The present invention relates to an automated system and method for creating a topical data structure, which can then be searched using conventional IR means. The term "topical" relates to the concepts of human-derived topic, class, category, grouping, natural grouping, taxonomic grouping, taxon, theme, cluster, or subject, and which may be identified through measures of relatedness, similarity, likeness, clustering, nearness, or other like measures. Since the data structure is topical, i.e., primarily restricted to topically related information, the results from the search show substantially improved query relevancy. Additionally, since the discovery and collection system is automated many more documents can be incorporated into the data structure, and the cost of generating and updating the data structure is relatively low. In accordance with preferred aspects, the present invention relates to a system or method for discovering and collecting information from an inter-linked system of documents, such as the Web and/or the Internet. The system or method accepts a search criteria query and generates a matrix of the query's keywords or keyphrases. These keywords and keyphrases are automatically loaded into a query server. This query server utilizes many pre-existing Internet search resources (e.g., search engines, directories, streams, etc.) to locate web documents matching the search criteria. These web documents may be actual textual documents, images, pages, or other resources found on the Web, as well as their addresses. The system creates a crawl table by parsing, storing and de-duplicating the located web documents returned from the pre-existing Internet search resources. The system then uses a spider server to retrieve, from the Internet, the full-text document related to each item in the crawl table. The system analyzes each document retrieved to extract a document signature, wherein the signature is related to the content of the document, and then compares the signature for each document to predetermined signature criteria related to that topic to determine the relevancy of each document to that topic. The system adds or combines sufficiently relevant documents to create a topical data structure. The analysis and comparison is done by a filter system that may be either external or internal to an information retrieval system where the topical data structure resides.

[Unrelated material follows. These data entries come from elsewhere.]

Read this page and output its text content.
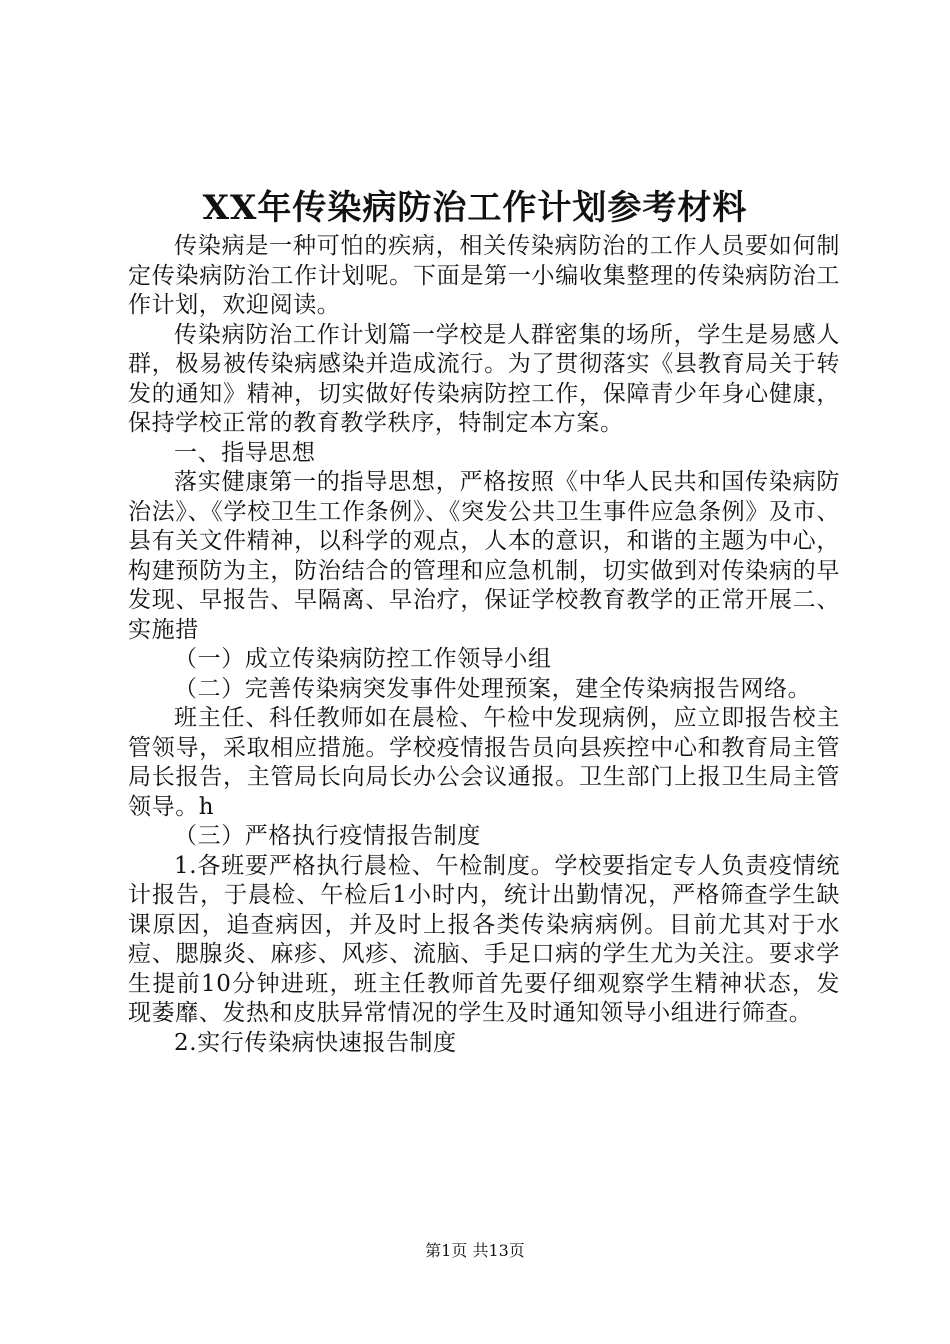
XX年传染病防治工作计划参考材料

传染病是一种可怕的疾病，相关传染病防治的工作人员要如何制定传染病防治工作计划呢。下面是第一小编收集整理的传染病防治工作计划，欢迎阅读。

传染病防治工作计划篇一学校是人群密集的场所，学生是易感人群，极易被传染病感染并造成流行。为了贯彻落实《县教育局关于转发的通知》精神，切实做好传染病防控工作，保障青少年身心健康，保持学校正常的教育教学秩序，特制定本方案。

一、指导思想

落实健康第一的指导思想，严格按照《中华人民共和国传染病防治法》、《学校卫生工作条例》、《突发公共卫生事件应急条例》及市、县有关文件精神，以科学的观点，人本的意识，和谐的主题为中心，构建预防为主，防治结合的管理和应急机制，切实做到对传染病的早发现、早报告、早隔离、早治疗，保证学校教育教学的正常开展二、实施措

（一）成立传染病防控工作领导小组

（二）完善传染病突发事件处理预案，建全传染病报告网络。

班主任、科任教师如在晨检、午检中发现病例，应立即报告校主管领导，采取相应措施。学校疫情报告员向县疾控中心和教育局主管局长报告，主管局长向局长办公会议通报。卫生部门上报卫生局主管领导。h

（三）严格执行疫情报告制度

1.各班要严格执行晨检、午检制度。学校要指定专人负责疫情统计报告，于晨检、午检后1小时内，统计出勤情况，严格筛查学生缺课原因，追查病因，并及时上报各类传染病病例。目前尤其对于水痘、腮腺炎、麻疹、风疹、流脑、手足口病的学生尤为关注。要求学生提前10分钟进班，班主任教师首先要仔细观察学生精神状态，发现萎靡、发热和皮肤异常情况的学生及时通知领导小组进行筛查。

2.实行传染病快速报告制度

第1页 共13页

In accordance with other aspects, an autoloader is used to either directly or indirectly connect to access the query server. Additionally, more than one filter may be used to determine the relevancy of each document retrieved by second spider server. This information can then be further evaluated to determine whether additional analysis is necessary in determining whether to include or reject a document from the topical data structure.

The predetermined signature criteria may be derived from a collection of sample documents to determine topical signatures and preferably using some form of analysis, such as lexical, relational, statistical, linguistic, or inferential content analysis. The constrained results produced may subsequently be used in any IR system, such as a document search engine, a hierarchical directory, a vector space construct, any clustering algorithm driven data structure, array or construct, or any data storage and query format.

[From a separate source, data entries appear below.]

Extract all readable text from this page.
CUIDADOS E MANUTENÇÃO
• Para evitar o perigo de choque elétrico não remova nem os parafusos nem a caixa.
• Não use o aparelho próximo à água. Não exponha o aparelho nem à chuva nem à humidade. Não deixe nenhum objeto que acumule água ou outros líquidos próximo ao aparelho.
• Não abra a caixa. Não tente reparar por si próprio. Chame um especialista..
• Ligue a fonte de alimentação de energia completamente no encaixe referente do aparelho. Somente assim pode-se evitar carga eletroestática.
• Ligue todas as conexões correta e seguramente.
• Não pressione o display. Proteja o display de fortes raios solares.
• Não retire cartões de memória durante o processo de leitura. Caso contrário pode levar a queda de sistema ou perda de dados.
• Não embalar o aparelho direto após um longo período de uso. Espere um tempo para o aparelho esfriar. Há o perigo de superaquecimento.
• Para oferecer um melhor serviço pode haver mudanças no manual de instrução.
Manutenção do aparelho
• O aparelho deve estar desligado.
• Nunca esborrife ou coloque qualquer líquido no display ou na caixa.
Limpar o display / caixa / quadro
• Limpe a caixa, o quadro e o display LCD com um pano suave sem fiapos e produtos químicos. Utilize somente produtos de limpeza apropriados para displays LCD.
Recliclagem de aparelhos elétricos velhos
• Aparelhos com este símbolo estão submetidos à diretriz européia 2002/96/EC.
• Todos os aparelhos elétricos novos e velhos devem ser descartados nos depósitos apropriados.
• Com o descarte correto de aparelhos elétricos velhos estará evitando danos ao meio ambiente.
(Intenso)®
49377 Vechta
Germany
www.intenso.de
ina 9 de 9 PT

The invention may be implemented as a computer process, a computing system or as an article of manufacture such as a computer program product. The computer program product may be a computer storage medium readable by a computer system and encoding a computer program of instructions for executing a computer process. The computer program product may also be a propagated signal on a carrier readable by a computing system and encoding a computer program of instructions for executing a computer process.

A more complete appreciation of the present invention and its improvements can be obtained by reference to the accompanying drawings, which are briefly summarized below, to the following detail description of presently preferred embodiments of the invention, and to the appended claims.

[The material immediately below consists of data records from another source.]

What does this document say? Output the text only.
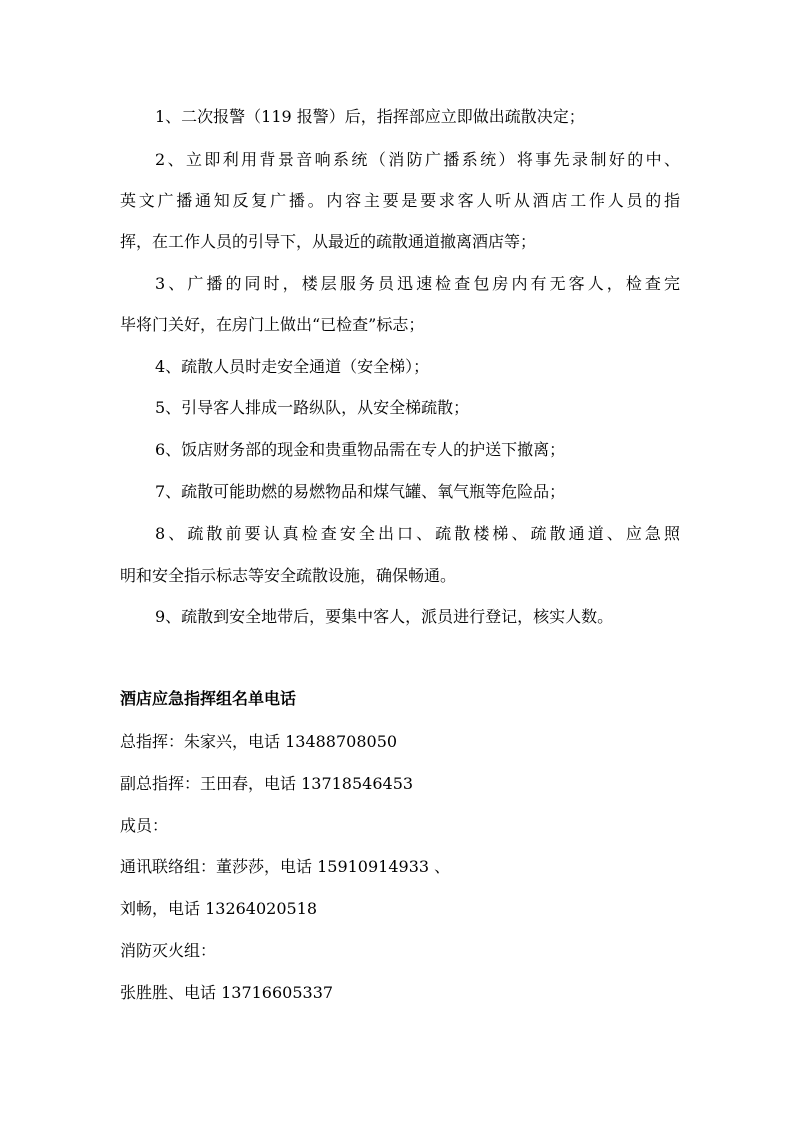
1、二次报警（119 报警）后，指挥部应立即做出疏散决定；
2、立即利用背景音响系统（消防广播系统）将事先录制好的中、
英文广播通知反复广播。内容主要是要求客人听从酒店工作人员的指
挥，在工作人员的引导下，从最近的疏散通道撤离酒店等；
3、广播的同时，楼层服务员迅速检查包房内有无客人，检查完
毕将门关好，在房门上做出“已检查”标志；
4、疏散人员时走安全通道（安全梯）；
5、引导客人排成一路纵队，从安全梯疏散；
6、饭店财务部的现金和贵重物品需在专人的护送下撤离；
7、疏散可能助燃的易燃物品和煤气罐、氧气瓶等危险品；
8、疏散前要认真检查安全出口、疏散楼梯、疏散通道、应急照
明和安全指示标志等安全疏散设施，确保畅通。
9、疏散到安全地带后，要集中客人，派员进行登记，核实人数。
酒店应急指挥组名单电话
总指挥：朱家兴，电话 13488708050
副总指挥：王田春，电话 13718546453
成员：
通讯联络组：董莎莎，电话 15910914933 、
刘畅，电话 13264020518
消防灭火组：
张胜胜、电话 13716605337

Brief Description of the Figures Fig. 1 is a block diagram of the computer system shown in Fig. 2 connected to server computers through a computer network. Fig. 2 is a block diagram of a computer system that may be used to implement a method and apparatus embodying the improved collection system the present invention. Fig. 3 illustrates the functional components of a Web discovery and collection system of the present invention.

Fig. 4 is a flowchart illustrating the operational characteristics of an embodiment of the invention. Fig. 5 is a flowchart illustrating the operational characteristics of an embodiment of the invention.

Fig. 6 is a flowchart illustrating the operational characteristics of an embodiment of the invention.

Detailed Description of the Invention The logical operations of the various embodiments of the present invention are implemented (1) as a sequence of computer implemented steps or program modules running on a computing system and/or (2) as interconnected hardware or logic modules within the computing system. The implementation is a matter of choice dependent on the performance requirements of the computing system implementing the invention. Accordingly, the logical operations making up the embodiments of the present invention described herein are referred to alternatively as operations, steps or modules.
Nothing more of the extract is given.